The government has largely sealed off the country from foreign journalists and prevented independent reporting, making it difficult to confirm events on the ground. Key sources of information are amateur videos posted online and details gathered by witnesses and activist groups who then contact the media, often at great personal risk.
It is difficult to gauge how many people have defected from the army and what kind of threat they pose to the regime. To be sure, the security forces are overextended, exhausted and underpaid.
But Assad, and his father who ruled Syria before him, stacked key security and military posts with members of their minority Alawite sect over the past 40 years, ensuring loyalty by melding the fate of the army and the regime.
The power structure means the army will protect the regime at all costs, for fear they will be persecuted if the country's Sunni majority gains the upper hand. Most of the army defectors, at least so far, appear to be lower-level Sunni conscripts.
Still, the crackdown is exacerbating long-standing sectarian resentments in Syria, in Homs in particular.
A predominantly Sunni city 100 miles (160 kilometers) north of the capital, Damascus, Homs also has a mix of Alawites and Christians, both of which generally support the regime.
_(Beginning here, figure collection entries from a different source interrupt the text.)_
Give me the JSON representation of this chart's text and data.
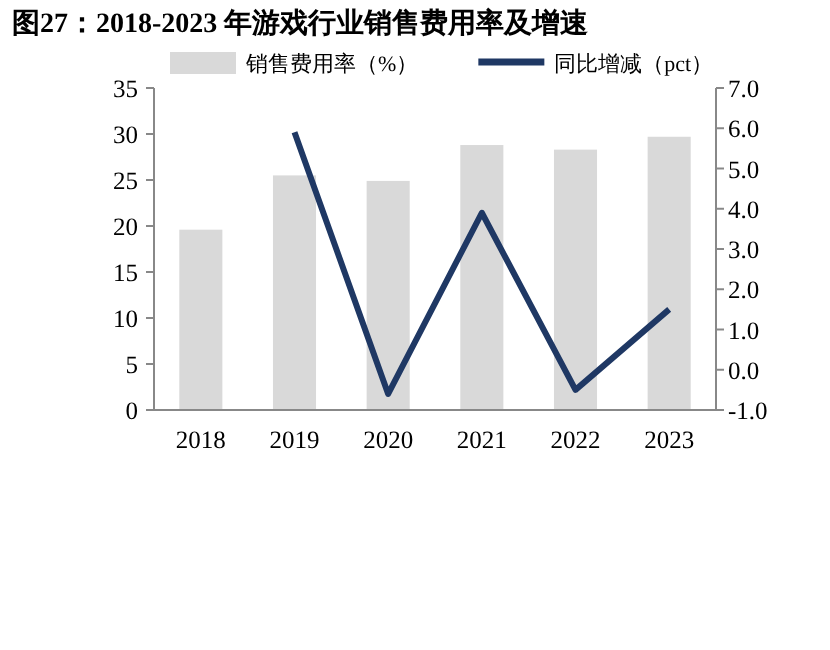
{
  "chart_data": {
    "type": "bar",
    "title": "图27：2018-2023 年游戏行业销售费用率及增速",
    "categories": [
      "2018",
      "2019",
      "2020",
      "2021",
      "2022",
      "2023"
    ],
    "series": [
      {
        "name": "销售费用率（%）",
        "color": "#d9d9d9",
        "values": [
          19.6,
          25.5,
          24.9,
          28.8,
          28.3,
          29.7
        ]
      },
      {
        "name": "同比增减（pct）",
        "type": "line",
        "axis": "y2",
        "color": "#1f3864",
        "values": [
          null,
          5.9,
          -0.6,
          3.9,
          -0.5,
          1.5
        ]
      }
    ],
    "ylim": [
      0,
      35
    ],
    "yticks": [
      0,
      5,
      10,
      15,
      20,
      25,
      30,
      35
    ],
    "y2lim": [
      -1,
      7
    ],
    "y2ticks": [
      {
        "value": -1,
        "label": "-1.0"
      },
      {
        "value": 0,
        "label": "0.0"
      },
      {
        "value": 1,
        "label": "1.0"
      },
      {
        "value": 2,
        "label": "2.0"
      },
      {
        "value": 3,
        "label": "3.0"
      },
      {
        "value": 4,
        "label": "4.0"
      },
      {
        "value": 5,
        "label": "5.0"
      },
      {
        "value": 6,
        "label": "6.0"
      },
      {
        "value": 7,
        "label": "7.0"
      }
    ],
    "legend": "top",
    "grid": false
  }
}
The communities have lived side-by-side _ however uneasily at times _ for decades, but last week there was an explosion of sectarian reprisal killings that killed scores of people, activists say.
"People who have lived in the same area for years without problems now look at each other with suspicion," an activist in Homs told The Associated Press by telephone. "There is distrust now because there is fear."
The activist, like many people who spoke to the AP, asked that his name not be published out of fear for his safety.
Syria blames the bloodshed on "armed gangs" and extremists acting out a foreign agenda to destabilize the regime.
Sectarian warfare would be the worst-case scenario in Syria, evoking painful memories of the worst days of the Iraq war. The Syrian regime's supporters have exploited those fears by portraying Assad as the only force that can guarantee law and order. The protesters have been careful to portray their movement as free of any sectarian overtones.
Homs has shown sympathy for the opposition since the early days of the uprising. In April, protesters brought mattresses, food and water to the central Clock Square in Homs, hoping to re-create the mood of Cairo's Tahrir Square. But security forces quickly raided the encampment, a move that only increased the intensity of the protests. In July, security forces moved in again in a major siege.
The latest violence began a day after Damascus agreed to a peace plan brokered by the Arab League last week. The 22-nation body has scheduled emergency meeting for Saturday to discuss Damascus' failure to abide by its commitments to pull tanks and other armor out of cities and stop the bloodshed.
AP writer John Heilprin contributed to this report from Geneva.